Grossglauser, Matthias  
•
Vetterli, Martin  
2006
IEEE/ACM Transactions on Networking

Routing in large-scale mobile ad hoc networks is challenging because all the nodes are potentially moving. Geographic routing can partially alleviate this problem, as nodes can make local routing decisions based solely on the destinations' geographic coordinates. However, geographic routing still requires an efficient location service, i.e., a distributed database recording the location of every destination node. Devising efficient, scalable, and robust location services has received considerable attention in recent years. The main purpose of this paper is to show that node mobility can be exploited to disseminate destination location information without incurring any communication overhead. We achieve this by letting each node maintain a local database of the time and location of its last encounter with every other node in the network.
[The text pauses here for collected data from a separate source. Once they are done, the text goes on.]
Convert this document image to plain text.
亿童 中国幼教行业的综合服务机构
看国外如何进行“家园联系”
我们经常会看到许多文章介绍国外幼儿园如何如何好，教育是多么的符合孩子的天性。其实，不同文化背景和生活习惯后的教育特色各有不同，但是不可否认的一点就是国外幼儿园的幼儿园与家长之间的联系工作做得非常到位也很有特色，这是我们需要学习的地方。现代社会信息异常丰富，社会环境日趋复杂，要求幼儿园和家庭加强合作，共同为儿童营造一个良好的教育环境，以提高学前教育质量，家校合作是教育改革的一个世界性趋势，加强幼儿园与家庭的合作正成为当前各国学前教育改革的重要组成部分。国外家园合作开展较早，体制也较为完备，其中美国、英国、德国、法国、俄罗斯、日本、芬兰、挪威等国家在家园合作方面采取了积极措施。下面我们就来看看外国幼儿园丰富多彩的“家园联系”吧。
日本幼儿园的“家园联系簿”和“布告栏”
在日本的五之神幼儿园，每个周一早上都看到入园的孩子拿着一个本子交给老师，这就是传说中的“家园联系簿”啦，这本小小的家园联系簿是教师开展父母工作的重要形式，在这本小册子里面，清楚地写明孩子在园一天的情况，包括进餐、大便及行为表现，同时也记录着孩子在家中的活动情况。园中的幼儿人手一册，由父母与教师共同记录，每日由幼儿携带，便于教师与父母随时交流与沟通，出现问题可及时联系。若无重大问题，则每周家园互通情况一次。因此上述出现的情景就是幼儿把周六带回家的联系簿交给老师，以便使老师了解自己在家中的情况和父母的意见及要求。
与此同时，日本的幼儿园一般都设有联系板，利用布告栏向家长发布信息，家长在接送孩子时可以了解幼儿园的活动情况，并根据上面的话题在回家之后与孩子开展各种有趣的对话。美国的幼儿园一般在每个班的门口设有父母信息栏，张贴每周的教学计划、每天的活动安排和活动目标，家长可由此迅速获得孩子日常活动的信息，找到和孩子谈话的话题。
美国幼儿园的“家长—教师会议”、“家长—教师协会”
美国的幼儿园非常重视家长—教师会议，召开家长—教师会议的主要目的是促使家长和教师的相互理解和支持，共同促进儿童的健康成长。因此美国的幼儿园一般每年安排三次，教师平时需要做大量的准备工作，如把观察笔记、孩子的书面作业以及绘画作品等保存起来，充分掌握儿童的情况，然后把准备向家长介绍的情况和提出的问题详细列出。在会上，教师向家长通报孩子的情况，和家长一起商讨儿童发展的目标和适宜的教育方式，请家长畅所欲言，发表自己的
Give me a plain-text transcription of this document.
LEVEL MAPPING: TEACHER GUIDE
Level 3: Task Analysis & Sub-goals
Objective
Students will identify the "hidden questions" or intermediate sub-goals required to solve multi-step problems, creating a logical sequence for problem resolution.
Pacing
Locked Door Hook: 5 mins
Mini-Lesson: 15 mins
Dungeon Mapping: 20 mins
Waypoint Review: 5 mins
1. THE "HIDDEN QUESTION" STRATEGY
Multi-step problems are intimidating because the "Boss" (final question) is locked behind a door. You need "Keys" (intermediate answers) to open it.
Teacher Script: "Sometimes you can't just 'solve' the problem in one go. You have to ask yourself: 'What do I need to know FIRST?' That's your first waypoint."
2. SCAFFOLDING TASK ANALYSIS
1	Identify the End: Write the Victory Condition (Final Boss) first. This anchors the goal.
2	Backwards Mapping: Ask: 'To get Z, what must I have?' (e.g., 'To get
This database is consulted by packets to obtain estimates of their destination's current location. As a packet travels towards its destination, it is able to successively refine an estimate of the destination's precise location, because node mobility has ``diffused'' estimates of that location. We define and analyze a very simple algorithm called EASE (Exponential Age Search) and show that in a model where $\Theta(n)$ nodes perform independent random walks on a square lattice of size $n$, the length of the routes computed by EASE are of the same order as the distance between the source and destination {\em even for very large $n$.} Therefore, without disseminating any explicit location information, the length of EASE routes are within a constant factor of routes obtained with perfect information. We discuss refinements of the EASE algorithm and evaluate it through extensive simulations. We discuss general conditions such that the mobility diffusion effect leads to efficient routes without an explicit location service. In practical settings, where these conditions may not always be met, we believe that the mobility diffusion effect can complement existing location services and enhance their robustness and scalability.